Genetic modification of an entomopoxvirus: deletion of the spheroidin gene does not affect virus replication in vitro.

In the late stages of an entomopoxvirus infection, virions become embedded within a crystalline occlusion body or spheroid. Spheroids are composed primarily of a single polypeptide, spheroidin. We describe the construction of a genetically modified Amsacta moorei entomopoxvirus (AmEPV) in which the spheroidin gene coding sequences are deleted and replaced with those of a heterologous reporter gene encoding chloramphenicol acetyltransferase (CAT). A transfer vector, pAmCP1, was prepared containing a unique BamHI site in lieu of the spheroidin gene coding region, together with 1 kbp of upstream and downstream DNA sequence that flanks the spheroidin gene.

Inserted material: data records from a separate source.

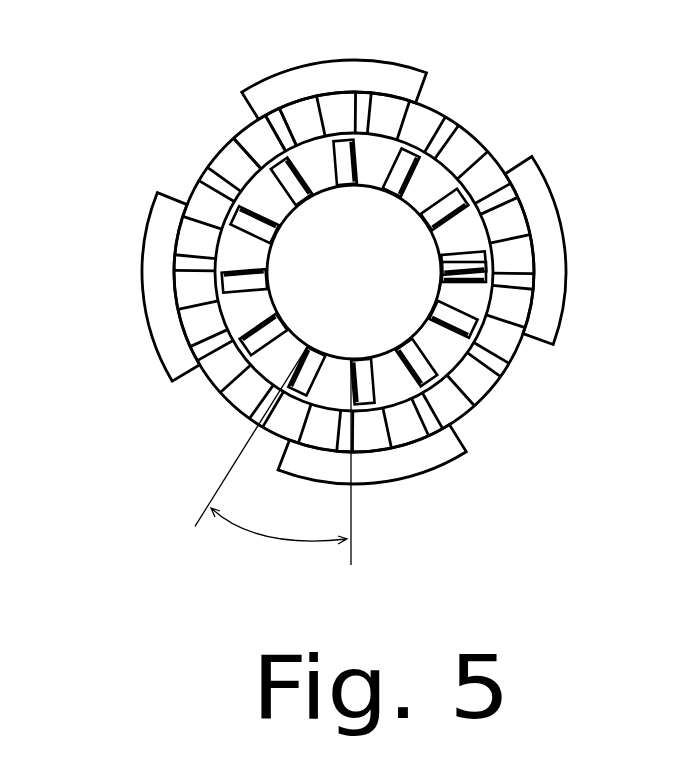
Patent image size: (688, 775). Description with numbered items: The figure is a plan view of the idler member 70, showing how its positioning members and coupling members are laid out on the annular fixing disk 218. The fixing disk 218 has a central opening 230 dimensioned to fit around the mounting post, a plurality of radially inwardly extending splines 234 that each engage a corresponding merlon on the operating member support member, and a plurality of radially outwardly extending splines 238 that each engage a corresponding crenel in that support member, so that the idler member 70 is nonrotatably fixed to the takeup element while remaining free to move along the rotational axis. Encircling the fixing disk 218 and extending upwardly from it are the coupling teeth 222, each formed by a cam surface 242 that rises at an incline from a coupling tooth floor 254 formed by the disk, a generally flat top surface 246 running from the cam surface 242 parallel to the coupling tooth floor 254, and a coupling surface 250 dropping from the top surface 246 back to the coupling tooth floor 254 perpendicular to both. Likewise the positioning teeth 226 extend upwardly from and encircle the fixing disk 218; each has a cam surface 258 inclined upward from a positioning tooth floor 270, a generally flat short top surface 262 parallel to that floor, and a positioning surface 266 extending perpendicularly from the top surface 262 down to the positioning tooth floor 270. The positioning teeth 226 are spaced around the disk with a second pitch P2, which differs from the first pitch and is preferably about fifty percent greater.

The idler member 70 is at (329, 259).
The annular fixing disk 218 is at (337, 259).
The coupling teeth 222 is at (219, 135).
The positioning teeth 226 is at (388, 189).
The central opening 230 is at (344, 320).
The radially inwardly extending splines 234 is at (463, 122).
The radially outwardly extending splines 238 is at (370, 65).
The cam surface 242 is at (217, 157).
The top surface 246 is at (252, 135).
The coupling surface 250 is at (265, 113).
The coupling tooth floor 254 is at (193, 170).
The cam surface 258 is at (440, 257).
The short top surface 262 is at (440, 270).
The positioning surface 266 is at (450, 282).
The positioning tooth floor 270 is at (437, 233).
The second pitch P2 is at (270, 537).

The flanking sequences provide the transcriptional control signals and also guide homologous recombination so that the spheroidin gene coding region can be replaced with that of the foreign gene. The transfer vector was designed so that the translational start codon of the introduced foreign gene would be utilized. A recombinant virus, AmEPV.CAT, was produced by transfecting AmEPV-infected cells with the transfer vector encoding the CAT gene. The recombinant virus was isolated from wild-type virus by identifying plaques with a spheroidin-negative phenotype. Light microscopy and SDS-PAGE analysis demonstrated that no spheroids or spheroidin protein were produced in the recombinant virus-infected cells. The recombinant virus was able to replicate to high titres (107 p.f.u./ml) in insect cells indicating that the spheroidin gene is non-essential for AmEPV replication in vitro. Moderate levels of CAT were synthesized in recombinant virus-infected cells and temporal analyses indicated that CAT synthesis followed the pattern of spheroidin production suggesting that the spheroidin gene promoter was functioning under normal regulatory control in the genetically modified virus.